Das konnte nicht sein Ernst sein. Ich sollte mit? Alles, nur das nicht.
"Maya bitte."
"Henry, also ich.... ich weiß nicht."
"Wenn er sie sieht, das wird.... ach ich weiß ja, dass das verrückt ist, aber ich brauch dich. Dieses eine Mal, bitte."
Er wirkte so verzweifelt. Ich konnte es ihm nicht abschlagen.
"Wo gehen wir hin?"
"In ein Restaurant."
"Was du gehst mit Mark in ein Restaurant?"
Ich konnte mir ein kurzes Schmunzeln nicht verkneifen.
"Nein, wir gehen dahin. Ich war da schonmal mit ihr, vor einigen Wochen."
"Du meinst aber nicht den Italiener beim Rathaus?"
"Doch.

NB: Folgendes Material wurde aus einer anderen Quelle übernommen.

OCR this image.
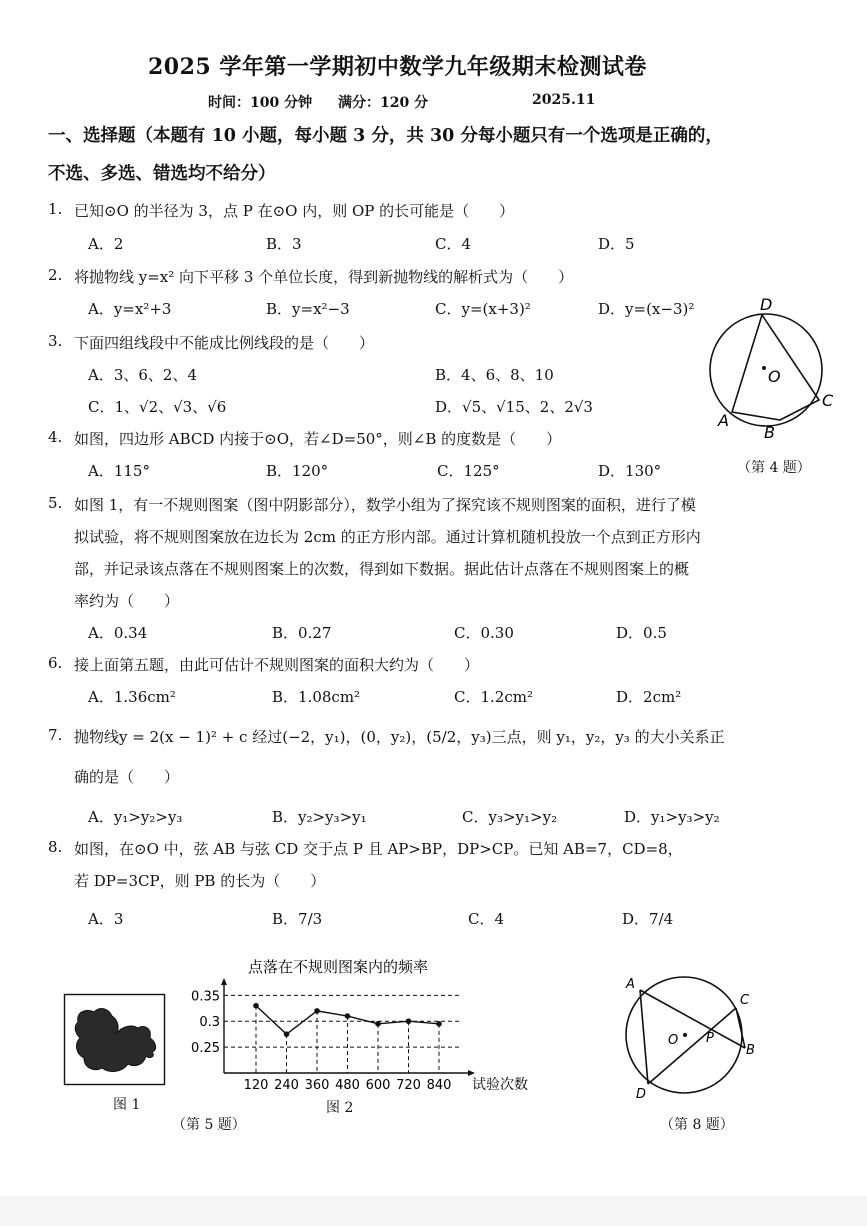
2025 学年第一学期初中数学九年级期末检测试卷
时间：100 分钟 满分：120 分	2025.11
一、选择题（本题有 10 小题，每小题 3 分，共 30 分每小题只有一个选项是正确的，
不选、多选、错选均不给分）
1. 已知⊙O 的半径为 3，点 P 在⊙O 内，则 OP 的长可能是（　　）
A．2	B．3	C．4	D．5
2. 将抛物线 y=x² 向下平移 3 个单位长度，得到新抛物线的解析式为（　　）
A．y=x²+3	B．y=x²−3	C．y=(x+3)²	D．y=(x−3)²
3. 下面四组线段中不能成比例线段的是（　　）
A．3、6、2、4	B．4、6、8、10
C．1、√2、√3、√6	D．√5、√15、2、2√3
4. 如图，四边形 ABCD 内接于⊙O，若∠D=50°，则∠B 的度数是（　　）
A．115°	B．120°	C．125°	D．130°
D
O
C
A
B
（第 4 题）
5. 如图 1，有一不规则图案（图中阴影部分），数学小组为了探究该不规则图案的面积，进行了模
拟试验，将不规则图案放在边长为 2cm 的正方形内部。通过计算机随机投放一个点到正方形内
部，并记录该点落在不规则图案上的次数，得到如下数据。据此估计点落在不规则图案上的概
率约为（　　）
A．0.34	B．0.27	C．0.30	D．0.5
6. 接上面第五题，由此可估计不规则图案的面积大约为（　　）
A．1.36cm²	B．1.08cm²	C．1.2cm²	D．2cm²
7. 抛物线y = 2(x − 1)² + c 经过(−2，y₁)，(0，y₂)，(5/2，y₃)三点，则 y₁，y₂，y₃ 的大小关系正
确的是（　　）
A．y₁>y₂>y₃	B．y₂>y₃>y₁	C．y₃>y₁>y₂	D．y₁>y₃>y₂
8. 如图，在⊙O 中，弦 AB 与弦 CD 交于点 P 且 AP>BP，DP>CP。已知 AB=7，CD=8，
若 DP=3CP，则 PB 的长为（　　）
A．3	B．7/3	C．4	D．7/4
图 1
点落在不规则图案内的频率
0.35
0.3
0.25
120 240 360 480 600 720 840 试验次数
图 2
（第 5 题）
A
C
O P
B
D
（第 8 题）
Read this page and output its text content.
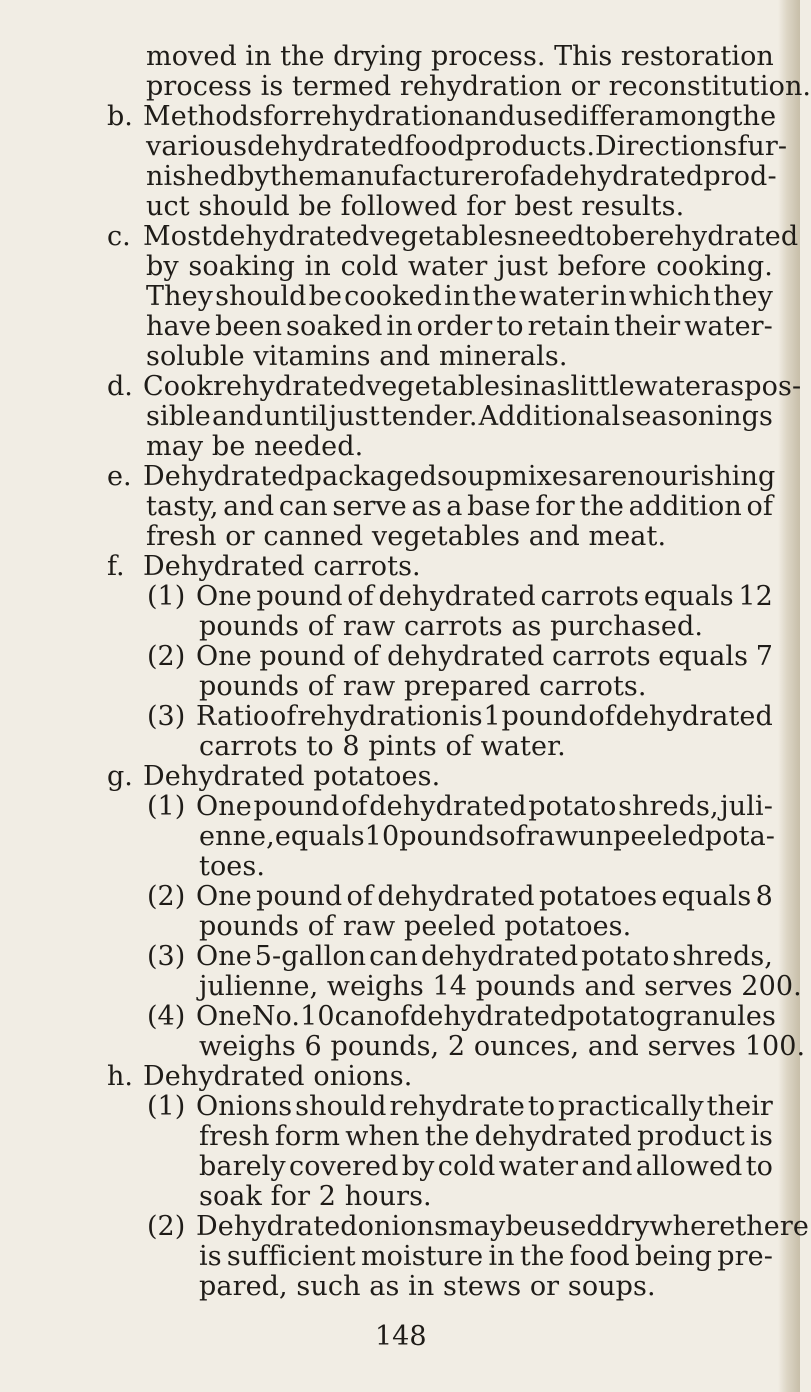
moved in the drying process. This restoration
process is termed rehydration or reconstitution.
b. Methods for rehydration and use differ among the
various dehydrated food products. Directions fur-
nished by the manufacturer of a dehydrated prod-
uct should be followed for best results.
c. Most dehydrated vegetables need to be rehydrated
by soaking in cold water just before cooking.
They should be cooked in the water in which they
have been soaked in order to retain their water-
soluble vitamins and minerals.
d. Cook rehydrated vegetables in as little water as pos-
sible and until just tender. Additional seasonings
may be needed.
e. Dehydrated packaged soup mixes are nourishing
tasty, and can serve as a base for the addition of
fresh or canned vegetables and meat.
f. Dehydrated carrots.
(1) One pound of dehydrated carrots equals 12
pounds of raw carrots as purchased.
(2) One pound of dehydrated carrots equals 7
pounds of raw prepared carrots.
(3) Ratio of rehydration is 1 pound of dehydrated
carrots to 8 pints of water.
g. Dehydrated potatoes.
(1) One pound of dehydrated potato shreds, juli-
enne, equals 10 pounds of raw unpeeled pota-
toes.
(2) One pound of dehydrated potatoes equals 8
pounds of raw peeled potatoes.
(3) One 5-gallon can dehydrated potato shreds,
julienne, weighs 14 pounds and serves 200.
(4) One No. 10 can of dehydrated potato granules
weighs 6 pounds, 2 ounces, and serves 100.
h. Dehydrated onions.
(1) Onions should rehydrate to practically their
fresh form when the dehydrated product is
barely covered by cold water and allowed to
soak for 2 hours.
(2) Dehydrated onions may be used dry where there
is sufficient moisture in the food being pre-
pared, such as in stews or soups.
148
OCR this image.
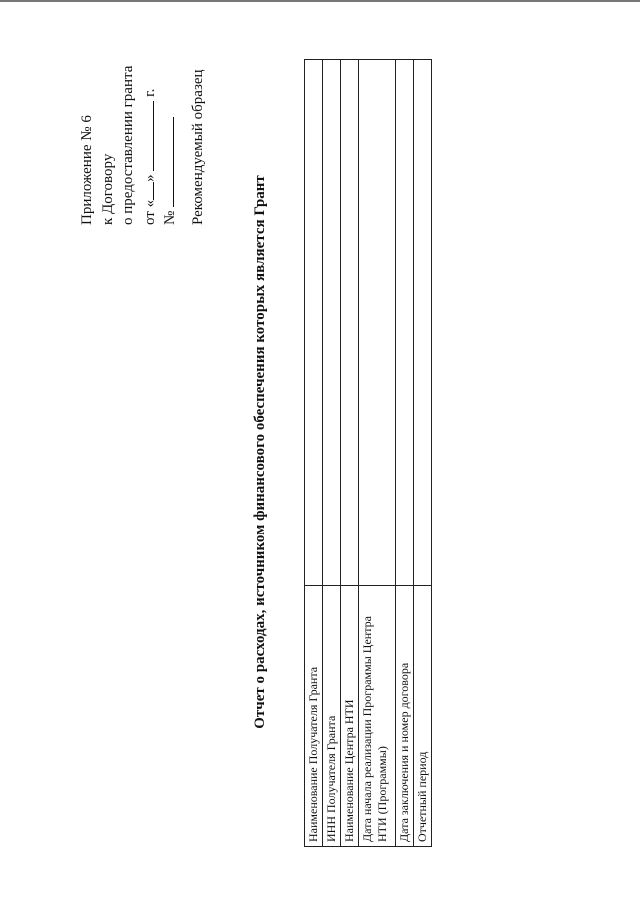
Приложение № 6 к Договору о предоставлении гранта от «»  г.
№ Рекомендуемый образец
Отчет о расходах, источником финансового обеспечения которых является Грант
Наименование Получателя Гранта	
ИНН Получателя Гранта	
Наименование Центра НТИ	
Дата начала реализации Программы Центра НТИ (Программы)	
Дата заключения и номер договора	
Отчетный период	
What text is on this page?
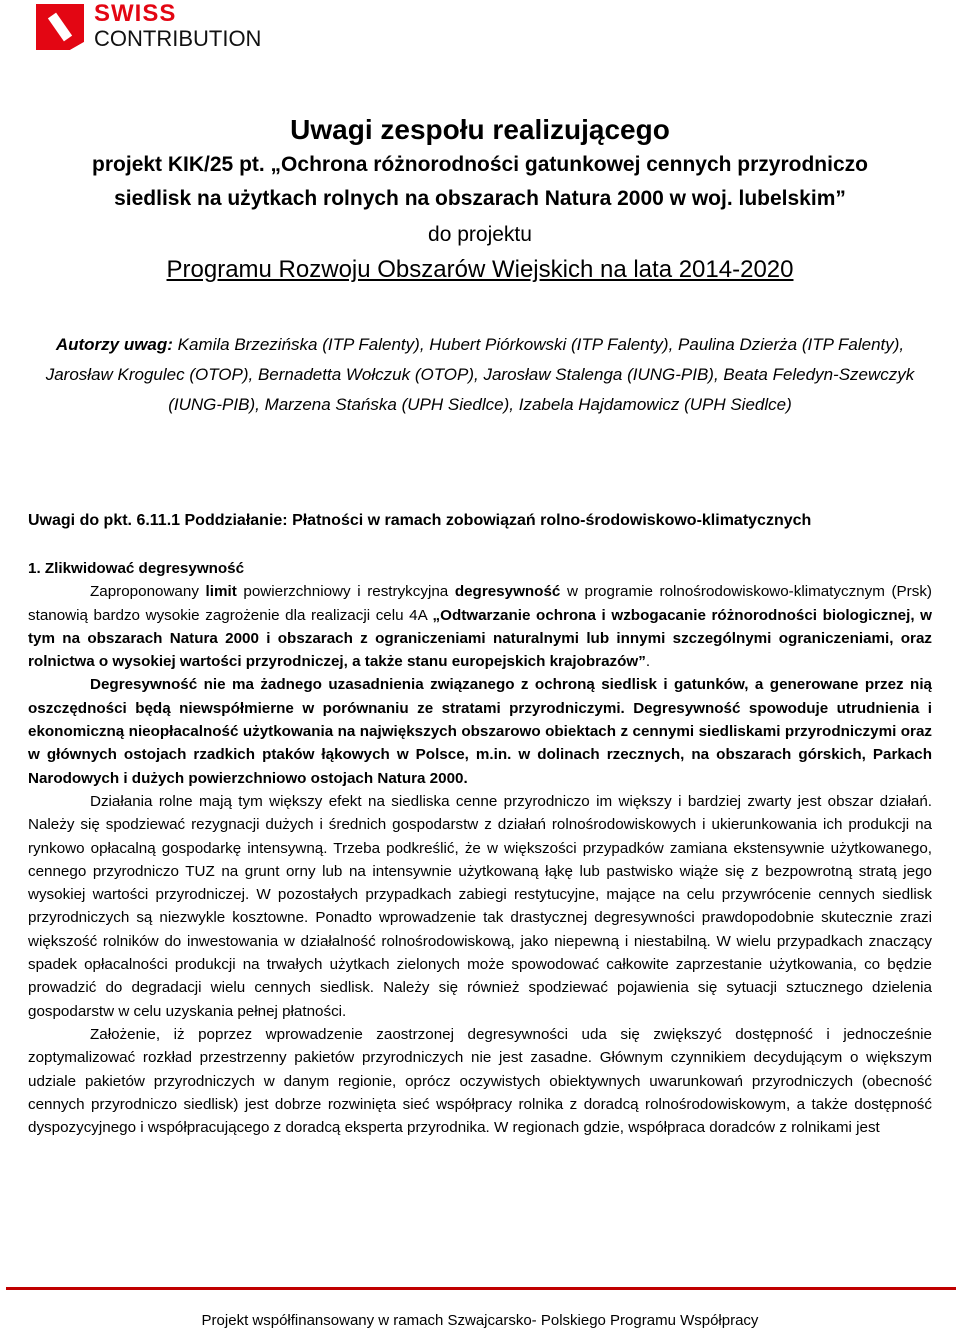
SWISS

CONTRIBUTION

Uwagi zespołu realizującego

projekt KIK/25 pt. „Ochrona różnorodności gatunkowej cennych przyrodniczo

siedlisk na użytkach rolnych na obszarach Natura 2000 w woj. lubelskim”

do projektu

Programu Rozwoju Obszarów Wiejskich na lata 2014-2020

Autorzy uwag: Kamila Brzezińska (ITP Falenty), Hubert Piórkowski (ITP Falenty), Paulina Dzierża (ITP Falenty), Jarosław Krogulec (OTOP), Bernadetta Wołczuk (OTOP), Jarosław Stalenga (IUNG-PIB), Beata Feledyn-Szewczyk (IUNG-PIB), Marzena Stańska (UPH Siedlce), Izabela Hajdamowicz (UPH Siedlce)

Uwagi do pkt. 6.11.1 Poddziałanie: Płatności w ramach zobowiązań rolno-środowiskowo-klimatycznych

1. Zlikwidować degresywność

Zaproponowany limit powierzchniowy i restrykcyjna degresywność w programie rolnośrodowiskowo-klimatycznym (Prsk) stanowią bardzo wysokie zagrożenie dla realizacji celu 4A „Odtwarzanie ochrona i wzbogacanie różnorodności biologicznej, w tym na obszarach Natura 2000 i obszarach z ograniczeniami naturalnymi lub innymi szczególnymi ograniczeniami, oraz rolnictwa o wysokiej wartości przyrodniczej, a także stanu europejskich krajobrazów”.

Degresywność nie ma żadnego uzasadnienia związanego z ochroną siedlisk i gatunków, a generowane przez nią oszczędności będą niewspółmierne w porównaniu ze stratami przyrodniczymi. Degresywność spowoduje utrudnienia i ekonomiczną nieopłacalność użytkowania na największych obszarowo obiektach z cennymi siedliskami przyrodniczymi oraz w głównych ostojach rzadkich ptaków łąkowych w Polsce, m.in. w dolinach rzecznych, na obszarach górskich, Parkach Narodowych i dużych powierzchniowo ostojach Natura 2000.

Działania rolne mają tym większy efekt na siedliska cenne przyrodniczo im większy i bardziej zwarty jest obszar działań. Należy się spodziewać rezygnacji dużych i średnich gospodarstw z działań rolnośrodowiskowych i ukierunkowania ich produkcji na rynkowo opłacalną gospodarkę intensywną. Trzeba podkreślić, że w większości przypadków zamiana ekstensywnie użytkowanego, cennego przyrodniczo TUZ na grunt orny lub na intensywnie użytkowaną łąkę lub pastwisko wiąże się z bezpowrotną stratą jego wysokiej wartości przyrodniczej. W pozostałych przypadkach zabiegi restytucyjne, mające na celu przywrócenie cennych siedlisk przyrodniczych są niezwykle kosztowne. Ponadto wprowadzenie tak drastycznej degresywności prawdopodobnie skutecznie zrazi większość rolników do inwestowania w działalność rolnośrodowiskową, jako niepewną i niestabilną. W wielu przypadkach znaczący spadek opłacalności produkcji na trwałych użytkach zielonych może spowodować całkowite zaprzestanie użytkowania, co będzie prowadzić do degradacji wielu cennych siedlisk. Należy się również spodziewać pojawienia się sytuacji sztucznego dzielenia gospodarstw w celu uzyskania pełnej płatności.

Założenie, iż poprzez wprowadzenie zaostrzonej degresywności uda się zwiększyć dostępność i jednocześnie zoptymalizować rozkład przestrzenny pakietów przyrodniczych nie jest zasadne. Głównym czynnikiem decydującym o większym udziale pakietów przyrodniczych w danym regionie, oprócz oczywistych obiektywnych uwarunkowań przyrodniczych (obecność cennych przyrodniczo siedlisk) jest dobrze rozwinięta sieć współpracy rolnika z doradcą rolnośrodowiskowym, a także dostępność dyspozycyjnego i współpracującego z doradcą eksperta przyrodnika. W regionach gdzie, współpraca doradców z rolnikami jest

Projekt współfinansowany w ramach Szwajcarsko- Polskiego Programu Współpracy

Du kennst es?"
"Kann man so sagen."
Auch das noch. Wenn der Kellner mich wieder erkennen würde, dann ruft er bestimmt sofort die Polizei.
"Um acht. Wir treffen uns davor."
"Ich werd da sein. Ich versprechs dir."
Henry ging ohne ein weiteres Wort.
Unglaublich. Wie aus etwas so Schönem eine solche Qual werden konnte. Am Anfang dachte ich noch, dass Henry übertreibt, aber je mehr ich darüber nachdachte, desto mehr musste ich ihm zustimmen, leider. Und ich hatte überhaupt keine Lust mir dieses Spektakel mitanzusehen. Was das anging, bevorzugte ich doch eher die Langeweile. Aber zu spät. Ich hatte es ihm versprochen.

                    

17


Ich war pünktlich um acht Uhr vor dem Italiener und versuchte möglichst unauffällig zu wirken.
"Na, hat Henry dich gebeten auf mich aufzupassen?"
"Wie kommst du darauf. Ich bin nur hier, weil ich Hunger hab."
"Erzähl mir nichts. Ich weiß, was er denkt."
"Und, hat er Recht?"
"Maya, komm schon. Du kennst mich."
"Eben."
Mark konnte darauf nicht antworten, weil Henry mit seiner Freundin um die Ecke kam. Sie sah ganz süß aus. Hatte dunkle, kurze Locken, blaue Augen und trug eine niedliche kleine Brille.
"Jenny, das sind Maya und Mark."
Ich gab  ...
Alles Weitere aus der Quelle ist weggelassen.